Oui, il pourrait ventiler un peu mieux en été, oui, il ne remplacera pas un vrai gant hiver par températures négatives, et non, il n’offre pas le niveau de blindage d’un gant racing haut de gamme. Mais ce serait lui reprocher de ne pas être ce qu’il ne prétend jamais être. Dans son domaine – le gant mi-saison cuir, urbain/routier, abordable – il est parfaitement dans le match, voire un peu au-dessus. Bref, il fait le job, sans tricher, et c’est souvent tout ce qu’on demande à un gant qu’on enfile tous les jours pour aller bosser.
8 / 10
Avis des motards : ce qu’en pensent ceux qui roulent vraiment avec
Les retours des utilisateurs des DXR SOUNDTRACK convergent souvent sur les mêmes points : le confort immédiat et la souplesse du cuir de chèvre. Beaucoup soulignent qu’ils n’ont quasiment pas eu besoin de les « casser », les gants étant déjà agréables dès la première sortie. La sensation sur les commandes est appréciée, tout comme la simplicité du serrage poignet. Les motards qui roulent par tous les temps notent aussi que la membrane joue bien son rôle sous des pluies modérées et sur des trajets quotidiens. En gros, pour aller au travail, à la salle ou en petite balade, ils sont validés.

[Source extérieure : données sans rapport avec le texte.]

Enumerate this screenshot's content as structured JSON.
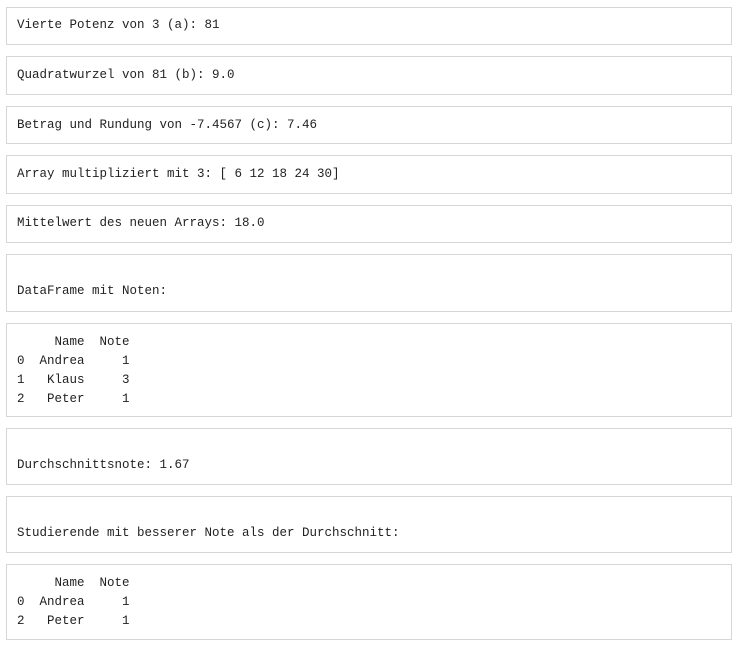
{
  "outputs": [
    "Vierte Potenz von 3 (a): 81",
    "Quadratwurzel von 81 (b): 9.0",
    "Betrag und Rundung von -7.4567 (c): 7.46",
    "Array multipliziert mit 3: [ 6 12 18 24 30]",
    "Mittelwert des neuen Arrays: 18.0",
    "DataFrame mit Noten:",
    "     Name  Note\n0  Andrea     1\n1   Klaus     3\n2   Peter     1",
    "Durchschnittsnote: 1.67",
    "Studierende mit besserer Note als der Durchschnitt:",
    "     Name  Note\n0  Andrea     1\n2   Peter     1"
  ]
}
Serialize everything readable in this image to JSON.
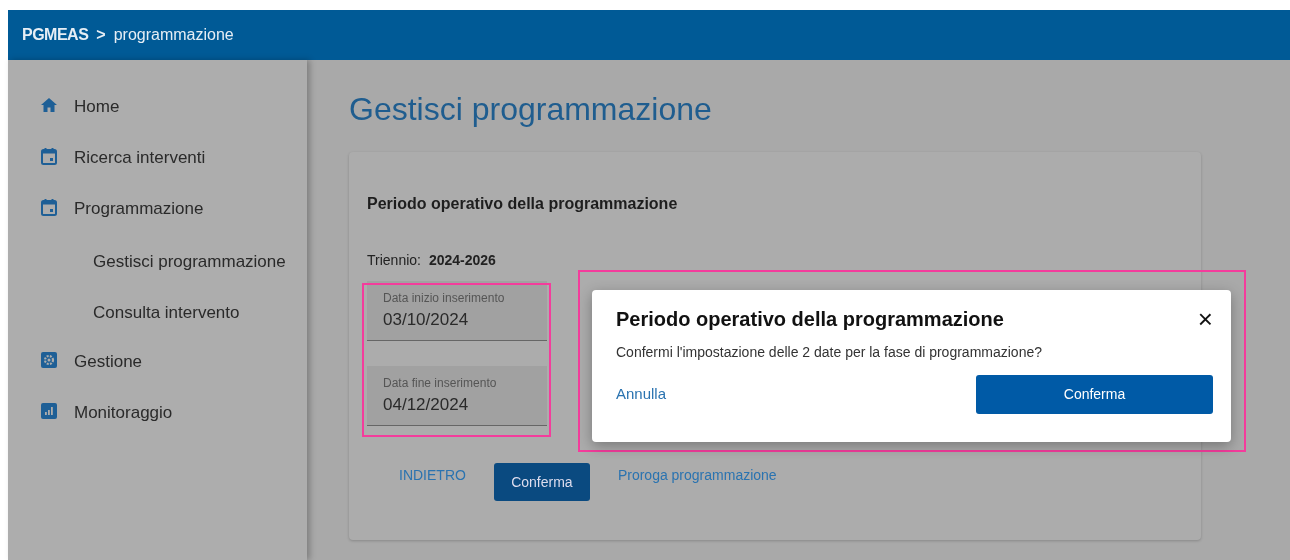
{
  "header": {
    "app": "PGMEAS",
    "separator": ">",
    "section": "programmazione"
  },
  "sidebar": {
    "items": [
      {
        "label": "Home",
        "kind": "home"
      },
      {
        "label": "Ricerca interventi",
        "kind": "calendar"
      },
      {
        "label": "Programmazione",
        "kind": "calendar",
        "children": [
          {
            "label": "Gestisci programmazione"
          },
          {
            "label": "Consulta intervento"
          }
        ]
      },
      {
        "label": "Gestione",
        "kind": "gear"
      },
      {
        "label": "Monitoraggio",
        "kind": "chart"
      }
    ]
  },
  "page_title": "Gestisci programmazione",
  "card": {
    "title": "Periodo operativo della programmazione",
    "triennio_label": "Triennio:",
    "triennio_value": "2024-2026",
    "fields_highlighted": true,
    "fields": [
      {
        "label": "Data inizio inserimento",
        "value": "03/10/2024"
      },
      {
        "label": "Data fine inserimento",
        "value": "04/12/2024"
      }
    ],
    "actions": [
      {
        "kind": "link",
        "label": "INDIETRO"
      },
      {
        "kind": "button",
        "label": "Conferma"
      },
      {
        "kind": "link",
        "label": "Proroga programmazione"
      }
    ]
  },
  "dialog": {
    "highlighted": true,
    "title": "Periodo operativo della programmazione",
    "close": "×",
    "message": "Confermi l'impostazione delle 2 date per la fase di programmazione?",
    "cancel": "Annulla",
    "confirm": "Conferma"
  }
}
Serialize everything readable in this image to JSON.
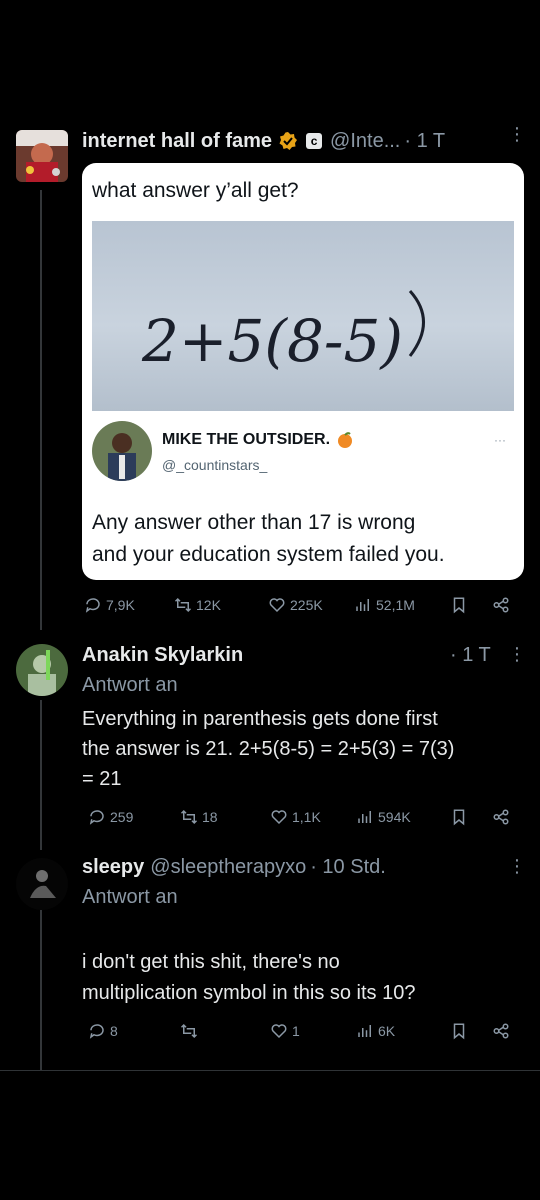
{
  "tweet1": {
    "name": "internet hall of fame",
    "badge_letter": "c",
    "handle": "@Inte...",
    "time": "· 1 T",
    "quote_card": {
      "question": "what answer y’all get?",
      "equation": "2+5(8-5)",
      "author_name": "MIKE THE OUTSIDER.",
      "author_handle": "@_countinstars_",
      "more": "···",
      "text_line1": "Any answer other than 17 is wrong",
      "text_line2": "and your education system failed you."
    },
    "actions": {
      "replies": "7,9K",
      "reposts": "12K",
      "likes": "225K",
      "views": "52,1M"
    }
  },
  "tweet2": {
    "name": "Anakin Skylarkin",
    "time": "· 1 T",
    "reply_label": "Antwort an",
    "text_line1": "Everything in parenthesis gets done first",
    "text_line2": "the answer is 21.  2+5(8-5) = 2+5(3) = 7(3)",
    "text_line3": "= 21",
    "actions": {
      "replies": "259",
      "reposts": "18",
      "likes": "1,1K",
      "views": "594K"
    }
  },
  "tweet3": {
    "name": "sleepy",
    "handle": "@sleeptherapyxo",
    "time": "· 10 Std.",
    "reply_label": "Antwort an",
    "text_line1": "i don't get this shit, there's no",
    "text_line2": "multiplication symbol in this so its 10?",
    "actions": {
      "replies": "8",
      "reposts": "",
      "likes": "1",
      "views": "6K"
    }
  },
  "colors": {
    "background": "#000000",
    "text": "#e7e9ea",
    "muted": "#8b98a5",
    "verified_gold": "#e8a317",
    "card": "#ffffff"
  }
}
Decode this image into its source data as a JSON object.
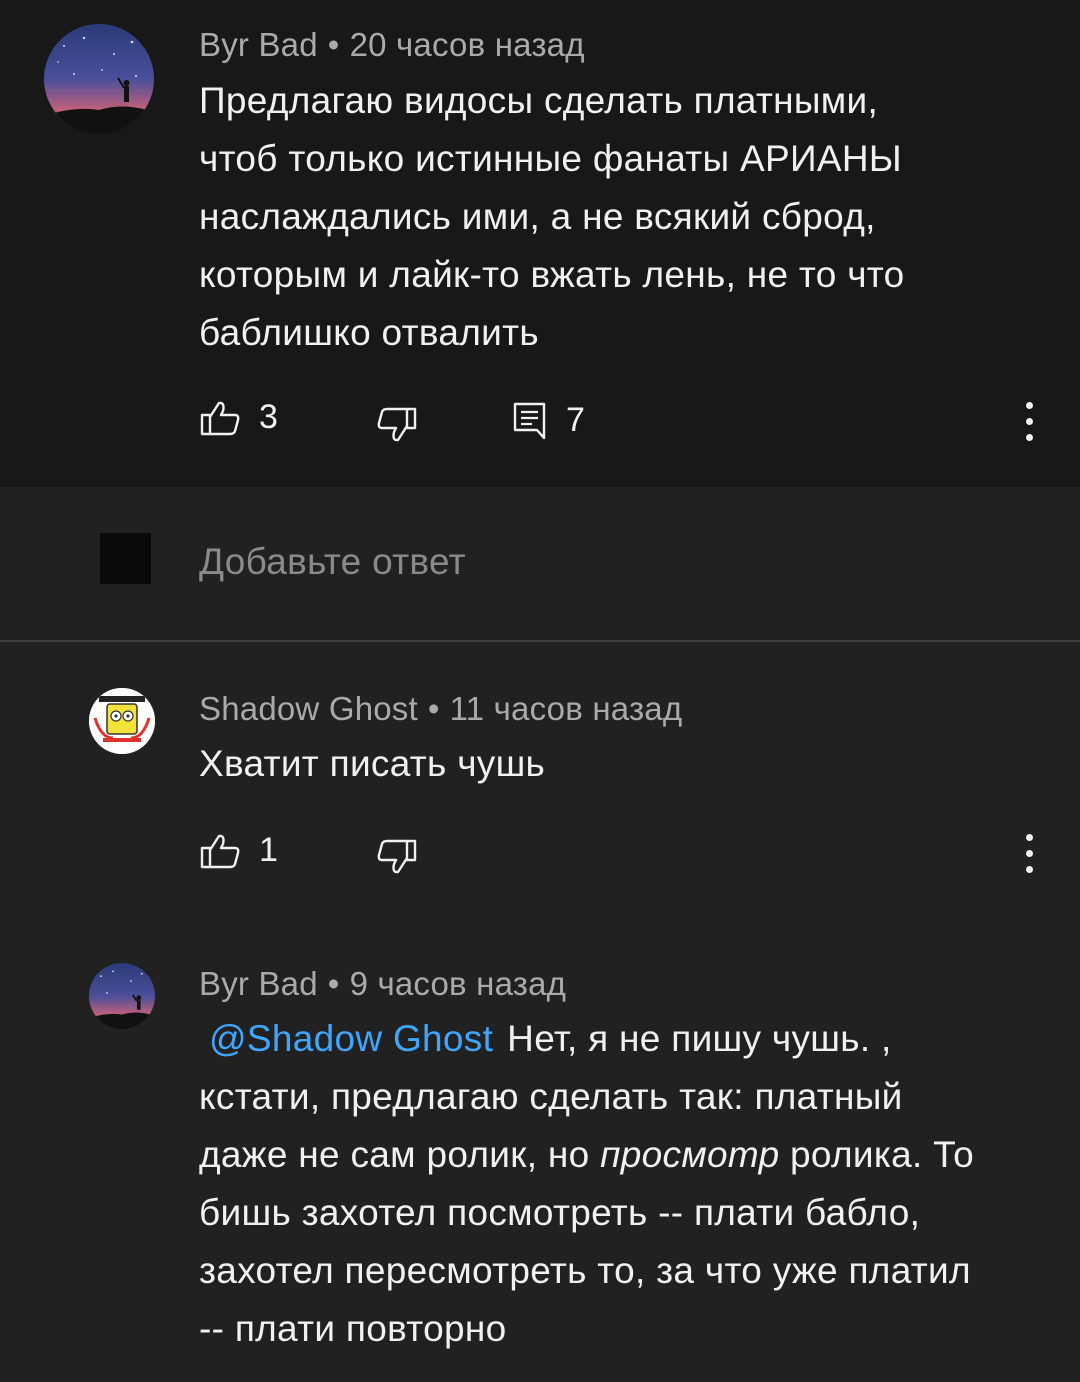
{
  "comment_main": {
    "author": "Byr Bad",
    "separator": "•",
    "time": "20 часов назад",
    "lines": [
      "Предлагаю видосы сделать платными,",
      "чтоб только истинные фанаты АРИАНЫ",
      "наслаждались ими, а не всякий сброд,",
      "которым и лайк-то вжать лень, не то что",
      "баблишко отвалить"
    ],
    "likes": "3",
    "replies": "7"
  },
  "reply_box": {
    "placeholder": "Добавьте ответ"
  },
  "reply_1": {
    "author": "Shadow Ghost",
    "separator": "•",
    "time": "11 часов назад",
    "text": "Хватит писать чушь",
    "likes": "1"
  },
  "reply_2": {
    "author": "Byr Bad",
    "separator": "•",
    "time": "9 часов назад",
    "mention": "@Shadow Ghost",
    "line1_rest": "Нет, я не пишу чушь. ,",
    "line2": "кстати, предлагаю сделать так: платный",
    "line3_before": "даже не сам ролик, но ",
    "line3_italic": "просмотр",
    "line3_after": " ролика. То",
    "line4": "бишь захотел посмотреть -- плати бабло,",
    "line5": "захотел пересмотреть то, за что уже платил",
    "line6": "-- плати повторно"
  },
  "icons": {
    "like": "thumb-up-icon",
    "dislike": "thumb-down-icon",
    "reply": "comment-icon",
    "more": "more-vert-icon"
  },
  "colors": {
    "background": "#212121",
    "highlighted_comment": "#181818",
    "text": "#f1f1f1",
    "meta": "#aaaaaa",
    "mention": "#3ea6ff"
  }
}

Côté critiques, certains aimeraient un peu plus de ventilation pour l’été, d’autres auraient souhaité des protections de phalanges plus marquées. Quelques avis mentionnent aussi que, par grand froid, on atteint vite les limites de l’isolation. Mais la majorité reconnaît que, vu le tarif et le positionnement, ces remarques relèvent plus du « serait parfait si… » que du vrai défaut. Beaucoup concluent qu’ils en ont eu plus que ce qu’ils attendaient pour le prix. En résumé : des gants de tous les jours, sans prise de tête, qui remplissent leur contrat avec honnêteté.